The web publication was a success in gaining Glukhovsky a riveted readership. More than 2 million people read the work online before it was ever published in print. After releasing (in print) in Russia, the Metro 2033 novel was translated and sold in more than 20 other countries, but Glukhovsky hit a wall when he tried to publish it in the States. U.S. publishers felt the book was not the kind American audiences would be interested in — so Glukhovsky self-published it as an ebook.
As for making the novel a video game, he oversaw the game’s story development but only changed the Russian version of the script to keep it in tune with the novel’s unique flavor, which was lost when translated from the original American game script to his native Russian.
But he says his second novel in the series, Metro 2034, isn’t suited for a video game adaptation. Instead, he came up with a plot that ushers Metro 2033 into the Metro: Last Light video game and wrote the plot and dialogue for the latter.
Glukhovsky also wants us to write our own stories set in this world, as he said to Digital Trends:
“I appealed to authors across the world to help create this universe and to write their own stories set elsewhere… It’s the same world that I describe in my book and in the game, but my book just focuses on the subway of Moscow. It doesn’t speak of St. Petersburg, or Siberia, or the north, or Europe, or the States.”

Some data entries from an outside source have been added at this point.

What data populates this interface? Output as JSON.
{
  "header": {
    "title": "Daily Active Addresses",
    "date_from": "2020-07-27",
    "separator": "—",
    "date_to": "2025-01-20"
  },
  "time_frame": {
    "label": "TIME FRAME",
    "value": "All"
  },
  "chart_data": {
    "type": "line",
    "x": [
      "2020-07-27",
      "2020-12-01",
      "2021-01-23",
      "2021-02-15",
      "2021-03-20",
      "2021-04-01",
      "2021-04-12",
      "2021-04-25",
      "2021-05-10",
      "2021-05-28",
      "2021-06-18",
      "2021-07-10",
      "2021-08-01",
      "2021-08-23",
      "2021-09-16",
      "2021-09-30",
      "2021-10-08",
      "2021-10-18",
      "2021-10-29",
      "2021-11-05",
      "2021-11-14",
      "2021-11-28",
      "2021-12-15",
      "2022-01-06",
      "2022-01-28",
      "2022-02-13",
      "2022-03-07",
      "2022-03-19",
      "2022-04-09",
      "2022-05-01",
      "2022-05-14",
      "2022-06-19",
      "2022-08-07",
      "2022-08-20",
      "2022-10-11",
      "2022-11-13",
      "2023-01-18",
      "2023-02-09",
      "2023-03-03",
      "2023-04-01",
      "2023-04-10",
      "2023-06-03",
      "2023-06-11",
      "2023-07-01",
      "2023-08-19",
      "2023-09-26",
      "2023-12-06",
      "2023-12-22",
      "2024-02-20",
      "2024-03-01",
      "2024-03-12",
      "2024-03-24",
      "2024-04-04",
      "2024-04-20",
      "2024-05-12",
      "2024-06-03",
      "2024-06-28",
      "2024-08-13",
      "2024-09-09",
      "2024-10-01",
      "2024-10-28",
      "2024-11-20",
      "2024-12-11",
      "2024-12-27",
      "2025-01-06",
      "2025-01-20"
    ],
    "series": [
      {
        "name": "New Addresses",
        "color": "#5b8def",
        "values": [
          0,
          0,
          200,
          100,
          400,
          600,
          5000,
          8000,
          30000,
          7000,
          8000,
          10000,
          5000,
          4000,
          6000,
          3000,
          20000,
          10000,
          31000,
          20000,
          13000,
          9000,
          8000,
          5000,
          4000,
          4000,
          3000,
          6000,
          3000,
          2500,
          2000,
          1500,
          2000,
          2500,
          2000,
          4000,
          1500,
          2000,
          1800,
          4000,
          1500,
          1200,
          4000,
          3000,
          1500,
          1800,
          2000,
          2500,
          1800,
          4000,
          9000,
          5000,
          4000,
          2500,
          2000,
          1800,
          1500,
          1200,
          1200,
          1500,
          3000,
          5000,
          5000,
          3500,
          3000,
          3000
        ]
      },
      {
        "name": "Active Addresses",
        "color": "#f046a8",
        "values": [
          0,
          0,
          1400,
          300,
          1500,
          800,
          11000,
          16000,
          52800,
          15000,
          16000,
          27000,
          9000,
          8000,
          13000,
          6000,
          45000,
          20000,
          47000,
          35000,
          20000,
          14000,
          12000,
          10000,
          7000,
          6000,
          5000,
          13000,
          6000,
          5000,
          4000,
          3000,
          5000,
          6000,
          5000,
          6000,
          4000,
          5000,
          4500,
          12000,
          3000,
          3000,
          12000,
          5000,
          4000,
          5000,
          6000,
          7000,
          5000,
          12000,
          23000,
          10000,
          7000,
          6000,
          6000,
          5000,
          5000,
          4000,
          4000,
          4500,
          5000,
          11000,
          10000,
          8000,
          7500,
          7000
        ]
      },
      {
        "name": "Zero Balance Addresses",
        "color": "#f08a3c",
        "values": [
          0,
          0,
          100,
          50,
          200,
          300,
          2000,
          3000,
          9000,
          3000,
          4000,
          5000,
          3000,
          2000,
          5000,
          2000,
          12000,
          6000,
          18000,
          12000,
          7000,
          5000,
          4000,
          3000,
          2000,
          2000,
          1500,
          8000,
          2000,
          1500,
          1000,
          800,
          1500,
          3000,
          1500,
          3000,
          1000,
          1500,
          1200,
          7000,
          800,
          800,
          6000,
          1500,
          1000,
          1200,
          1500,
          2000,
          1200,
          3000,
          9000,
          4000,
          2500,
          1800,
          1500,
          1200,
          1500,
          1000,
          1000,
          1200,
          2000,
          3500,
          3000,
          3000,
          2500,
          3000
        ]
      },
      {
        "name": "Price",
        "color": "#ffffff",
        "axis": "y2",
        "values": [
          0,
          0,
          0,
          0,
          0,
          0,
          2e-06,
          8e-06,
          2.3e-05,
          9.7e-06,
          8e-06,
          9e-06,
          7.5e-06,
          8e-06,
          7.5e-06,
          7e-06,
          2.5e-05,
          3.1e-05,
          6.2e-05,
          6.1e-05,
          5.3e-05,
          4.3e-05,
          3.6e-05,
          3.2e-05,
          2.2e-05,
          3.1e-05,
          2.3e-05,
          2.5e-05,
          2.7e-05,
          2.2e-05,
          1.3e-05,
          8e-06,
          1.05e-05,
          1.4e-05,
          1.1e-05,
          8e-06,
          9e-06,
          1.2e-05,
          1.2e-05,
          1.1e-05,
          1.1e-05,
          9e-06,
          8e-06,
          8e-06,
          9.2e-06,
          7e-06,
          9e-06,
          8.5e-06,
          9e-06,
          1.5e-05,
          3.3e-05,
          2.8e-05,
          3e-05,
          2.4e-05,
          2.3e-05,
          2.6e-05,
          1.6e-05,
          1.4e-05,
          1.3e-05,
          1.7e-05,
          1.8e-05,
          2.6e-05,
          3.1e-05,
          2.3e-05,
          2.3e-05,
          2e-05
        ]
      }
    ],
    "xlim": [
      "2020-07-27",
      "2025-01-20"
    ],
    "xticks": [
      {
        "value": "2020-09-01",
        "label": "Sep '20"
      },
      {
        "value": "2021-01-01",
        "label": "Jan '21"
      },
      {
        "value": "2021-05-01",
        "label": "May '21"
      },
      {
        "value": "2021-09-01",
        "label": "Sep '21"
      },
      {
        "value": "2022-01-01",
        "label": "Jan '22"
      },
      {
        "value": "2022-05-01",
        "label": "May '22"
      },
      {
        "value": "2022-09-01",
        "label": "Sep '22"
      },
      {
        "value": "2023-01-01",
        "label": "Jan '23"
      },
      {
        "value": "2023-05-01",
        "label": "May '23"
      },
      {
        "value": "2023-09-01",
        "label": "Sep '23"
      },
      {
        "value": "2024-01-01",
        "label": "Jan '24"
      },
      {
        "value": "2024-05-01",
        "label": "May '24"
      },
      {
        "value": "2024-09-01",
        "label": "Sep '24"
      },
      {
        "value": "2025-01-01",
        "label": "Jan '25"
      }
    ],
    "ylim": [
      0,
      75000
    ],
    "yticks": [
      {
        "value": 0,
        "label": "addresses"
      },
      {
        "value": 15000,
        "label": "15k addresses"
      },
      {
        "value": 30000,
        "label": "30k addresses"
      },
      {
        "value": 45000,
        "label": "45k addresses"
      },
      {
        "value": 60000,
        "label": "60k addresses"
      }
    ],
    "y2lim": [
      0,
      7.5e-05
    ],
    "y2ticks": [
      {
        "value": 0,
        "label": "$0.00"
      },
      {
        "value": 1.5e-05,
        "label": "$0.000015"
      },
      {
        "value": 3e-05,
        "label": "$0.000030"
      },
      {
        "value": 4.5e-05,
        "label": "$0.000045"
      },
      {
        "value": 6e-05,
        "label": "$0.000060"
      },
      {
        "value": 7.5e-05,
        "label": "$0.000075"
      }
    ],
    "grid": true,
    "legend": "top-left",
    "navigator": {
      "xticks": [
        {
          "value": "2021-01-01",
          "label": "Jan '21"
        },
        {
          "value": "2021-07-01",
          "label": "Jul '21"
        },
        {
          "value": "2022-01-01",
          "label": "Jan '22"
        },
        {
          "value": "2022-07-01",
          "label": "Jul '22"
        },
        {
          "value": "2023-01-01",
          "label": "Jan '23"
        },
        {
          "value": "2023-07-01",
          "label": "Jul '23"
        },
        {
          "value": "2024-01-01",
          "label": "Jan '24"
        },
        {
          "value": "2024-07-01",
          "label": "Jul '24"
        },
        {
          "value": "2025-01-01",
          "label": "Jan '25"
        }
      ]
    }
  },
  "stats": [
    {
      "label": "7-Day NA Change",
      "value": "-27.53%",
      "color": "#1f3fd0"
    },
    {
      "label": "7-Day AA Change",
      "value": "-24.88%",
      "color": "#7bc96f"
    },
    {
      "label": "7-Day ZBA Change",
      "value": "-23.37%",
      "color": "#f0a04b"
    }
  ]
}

His post-apocalyptic setting is the starting point, but it’s already inspired other fantastic stories set in other parts of the world.
Maybe it’s Glukhovsky’s openness to others’ talents that has helped make the Metro 2033 and Metro: Last Light video games so successful. Whatever the case, the spirit of collaboration that has driven him so far has definitely made the world of his books — and, for me, the subsequent games — among the most imaginative and detailed I’ve encountered.